E por que a convergência macroeconômica seria relevante na vida econômica dos dois países e no itinerário futuro do Mercosul? Alguns, talvez por impulsos idealistas ou mesmo por um desejo inconsciente de mimetizar o processo europeu, pretendem que essa convergência é importante para acelerar a chegada da “moeda comum” no Mercosul, como se todas as experiências integracionistas devessem, inevitável ou necessariamente, seja reproduzir o modelo comunitário da UE, seja desembocar fatalisticamente na adoção de uma moeda única, vista como o nec plus ultra das integrações possíveis. A despeito do apelo “popular” que possa ter essa visão, devemos descartá-la de imediato. Não se opera “convergência” apenas para fins da adoção de um mesmo padrão monetário, ainda que a conseqüência lógica de todo mercado comum acabado possa ser, de fato, a abolição desse incômodo que representa o câmbio entre moedas nas fronteiras e a imposição continuada desses pesados custos de transação que já não mais possuem razão de continuar a existir, quando completou-se a liberalização de bens, serviços e fatores produtivos entre dois ou mais países. Brasil e Argentina, e talvez mesmo o Mercosul, chegarão, eventualmente, em algum momento de um futuro ainda imprevisível, a uma moeda comum, mas isso se dará pelo aprofundamento natural e pelo adensamento progressivo dos vínculos recíprocos construídos no processo de integração bilateral e plurilateral – envolvendo ainda a América do Sul –, não tanto pela definição de um projeto político que tenha de ser implementado de cima para baixo pela simples vontade de dirigentes ou tecnocratas.

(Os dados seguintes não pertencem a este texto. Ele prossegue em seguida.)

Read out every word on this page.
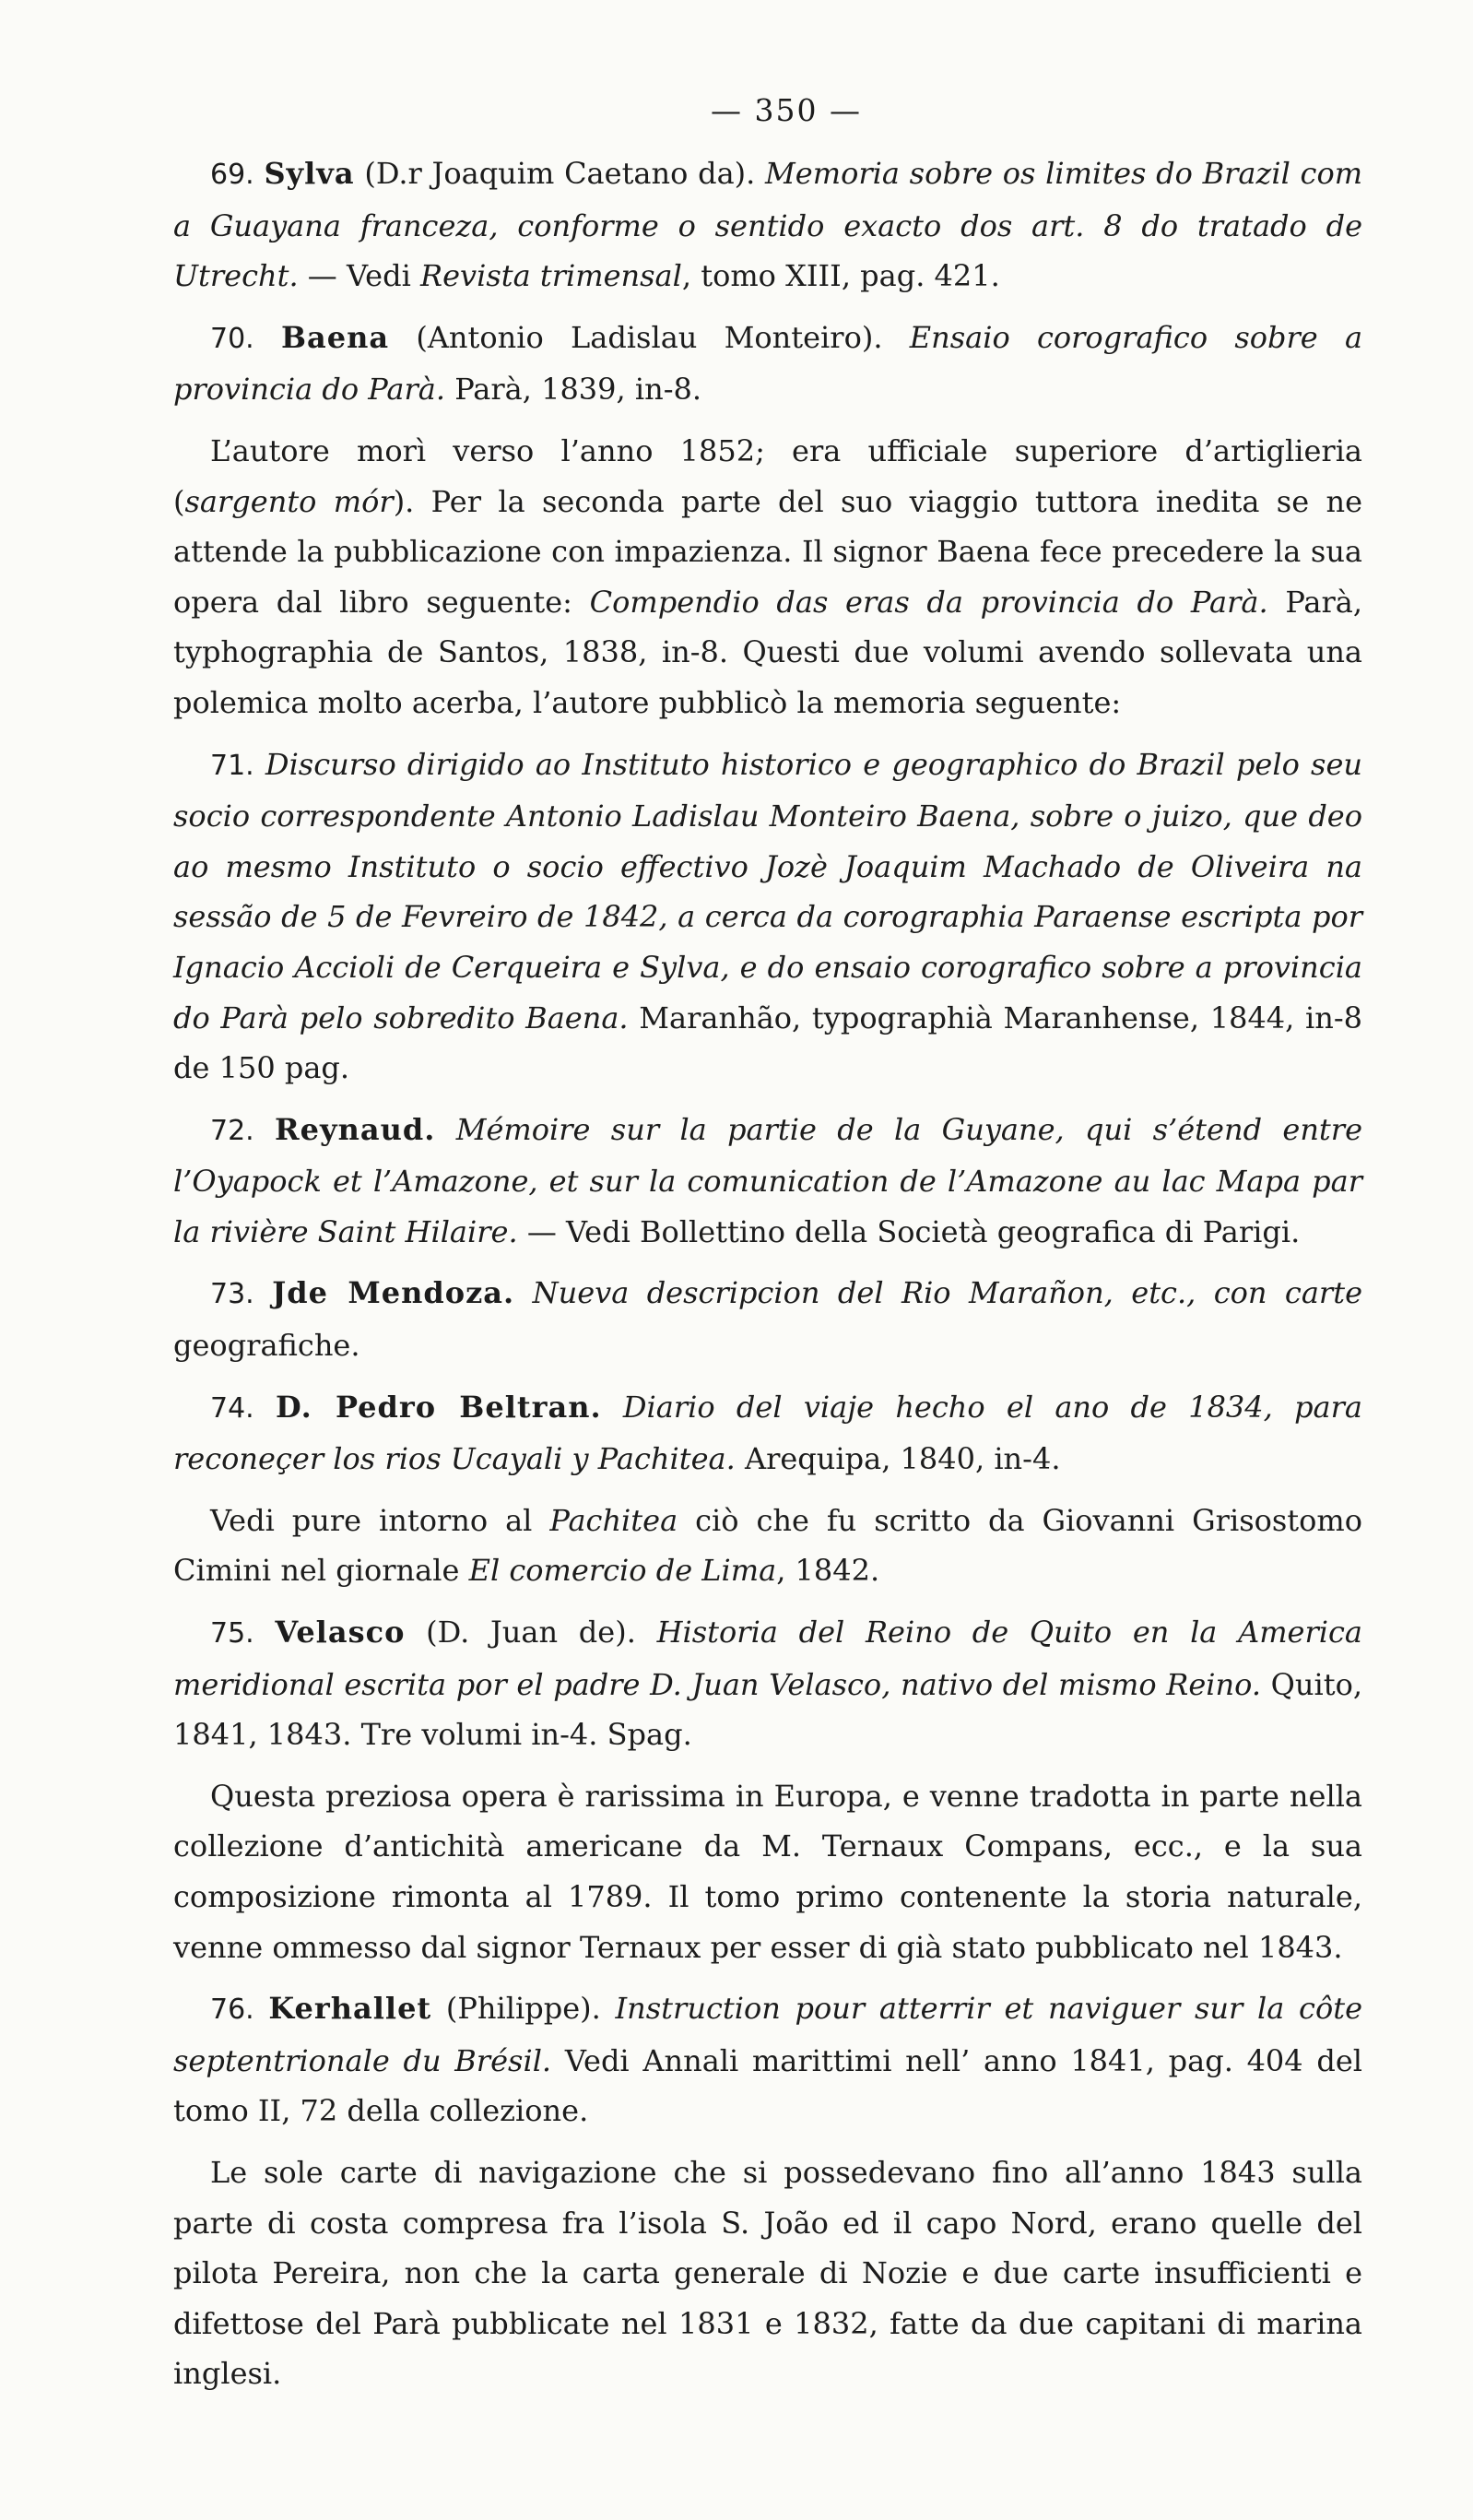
— 350 —

69. Sylva (D.r Joaquim Caetano da). Memoria sobre os limites do Brazil com a Guayana franceza, conforme o sentido exacto dos art. 8 do tratado de Utrecht. — Vedi Revista trimensal, tomo XIII, pag. 421.

70. Baena (Antonio Ladislau Monteiro). Ensaio corografico sobre a provincia do Parà. Parà, 1839, in-8.

L’autore morì verso l’anno 1852; era ufficiale superiore d’artiglieria (sargento mór). Per la seconda parte del suo viaggio tuttora inedita se ne attende la pubblicazione con impazienza. Il signor Baena fece precedere la sua opera dal libro seguente: Compendio das eras da provincia do Parà. Parà, typhographia de Santos, 1838, in-8. Questi due volumi avendo sollevata una polemica molto acerba, l’autore pubblicò la memoria seguente:

71. Discurso dirigido ao Instituto historico e geographico do Brazil pelo seu socio correspondente Antonio Ladislau Monteiro Baena, sobre o juizo, que deo ao mesmo Instituto o socio effectivo Jozè Joaquim Machado de Oliveira na sessão de 5 de Fevreiro de 1842, a cerca da corographia Paraense escripta por Ignacio Accioli de Cerqueira e Sylva, e do ensaio corografico sobre a provincia do Parà pelo sobredito Baena. Maranhão, typographià Maranhense, 1844, in-8 de 150 pag.

72. Reynaud. Mémoire sur la partie de la Guyane, qui s’étend entre l’Oyapock et l’Amazone, et sur la comunication de l’Amazone au lac Mapa par la rivière Saint Hilaire. — Vedi Bollettino della Società geografica di Parigi.

73. Jde Mendoza. Nueva descripcion del Rio Marañon, etc., con carte geografiche.

74. D. Pedro Beltran. Diario del viaje hecho el ano de 1834, para reconeçer los rios Ucayali y Pachitea. Arequipa, 1840, in-4.

Vedi pure intorno al Pachitea ciò che fu scritto da Giovanni Grisostomo Cimini nel giornale El comercio de Lima, 1842.

75. Velasco (D. Juan de). Historia del Reino de Quito en la America meridional escrita por el padre D. Juan Velasco, nativo del mismo Reino. Quito, 1841, 1843. Tre volumi in-4. Spag.

Questa preziosa opera è rarissima in Europa, e venne tradotta in parte nella collezione d’antichità americane da M. Ternaux Compans, ecc., e la sua composizione rimonta al 1789. Il tomo primo contenente la storia naturale, venne ommesso dal signor Ternaux per esser di già stato pubblicato nel 1843.

76. Kerhallet (Philippe). Instruction pour atterrir et naviguer sur la côte septentrionale du Brésil. Vedi Annali marittimi nell’ anno 1841, pag. 404 del tomo II, 72 della collezione.

Le sole carte di navigazione che si possedevano fino all’anno 1843 sulla parte di costa compresa fra l’isola S. João ed il capo Nord, erano quelle del pilota Pereira, non che la carta generale di Nozie e due carte insufficienti e difettose del Parà pubblicate nel 1831 e 1832, fatte da due capitani di marina inglesi.
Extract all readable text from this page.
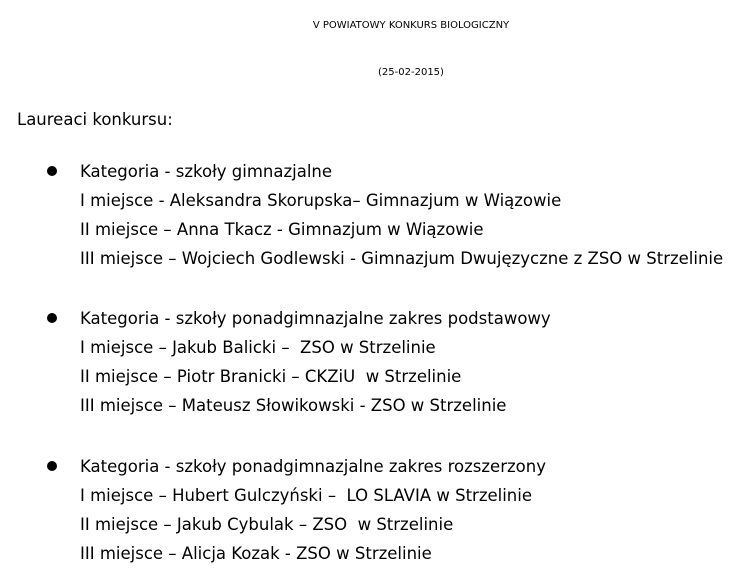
V POWIATOWY KONKURS BIOLOGICZNY
(25-02-2015)
Laureaci konkursu:
Kategoria - szkoły gimnazjalne
I miejsce - Aleksandra Skorupska– Gimnazjum w Wiązowie
II miejsce – Anna Tkacz - Gimnazjum w Wiązowie
III miejsce – Wojciech Godlewski - Gimnazjum Dwujęzyczne z ZSO w Strzelinie
Kategoria - szkoły ponadgimnazjalne zakres podstawowy
I miejsce – Jakub Balicki –  ZSO w Strzelinie
II miejsce – Piotr Branicki – CKZiU  w Strzelinie
III miejsce – Mateusz Słowikowski - ZSO w Strzelinie
Kategoria - szkoły ponadgimnazjalne zakres rozszerzony
I miejsce – Hubert Gulczyński –  LO SLAVIA w Strzelinie
II miejsce – Jakub Cybulak – ZSO  w Strzelinie
III miejsce – Alicja Kozak - ZSO w Strzelinie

A convergência macroeconômica entre o Brasil e a Argentina é, ou pelo menos deveria ser, importante em seus próprios termos, não apenas como um dos precedentes indispensáveis ao estabelecimento de uma moeda comum bilateral (a ser oportunamente “quatrilateralizada” no Mercosul, se tal for possível, tendo em vista as peculiaridades do Uruguai como praça financeira aberta). Mesmo que não se conceba essa iniciativa apenas como uma espécie de “camisa de força” a limitar ações intempestivas, por parte de líderes políticos ou mesmo de burocracias governamentais eventualmente volúveis, no sentido de alimentar o caráter já naturalmente errático das políticas econômicas nas condições conhecidas na América Latina nas últimas décadas, mesmo que não fosse para evitar esse tipo de “volatilidade macroeconômica” embutida na instabilidade geral dos ciclos eleitorais nesses países, a convergência macroeconômica apresentaria, por si só, um elemento novo na densa relação econômica já construída entre o Brasil e a Argentina. Esse elemento é, obviamente, o da estabilidade e da previsibilidade de regras, a condição primeira e essencial de todo processo sustentado de crescimento econômico (a segunda sendo, em minha opinião, uma microeconomia competitiva, e a terceira uma abertura ao comércio e aos investimentos internacionais, sem olvidar, obviamente, a qualidade dos recursos humanos e uma infra-estrutura adequada).
De fato, a convergência não é uma “situação” a que se chegue, como seria um eventual ingresso em um “estado de graça” de tipo econômico. Trata-se mais bem de um processo, de um work in progress, que requer das autoridades econômicas envolvidas mais do que atividades rotineiras de troca de informações, consulta e coordenação de medidas tópicas no campo macroeconômico. O processo gradual de que se fala requer, em primeiro lugar, uma concepção clara do tipo de ordenamento econômico que se pretende em países que estão inevitavelmente inseridos na interdependência econômica global, como demonstrado amplamente neste trabalho. Ele demanda, em segundo lugar, uma definição das condições sob as quais os países devem operar internamente e administrar no plano externo essa inserção econômica internacional, o que também é discutido neste livro. Ele está, em terceiro lugar, condicionado à existência de instituições técnicas específicas, ou pelo menos de mecanismos e “ferramentas” adequadas e adaptadas a esse tipo de gestão econômica, que se aproximam daquilo que os anglo-saxões chamam de fine-tuning. As tarefas não são simples, tendo em vista a instabilidade macroeconômica que marcou ambos países nas duas últimas décadas do século XX e a delicada gestão da estabilidade alcançada – mas ainda não totalmente garantida – nos primeiros anos desta década.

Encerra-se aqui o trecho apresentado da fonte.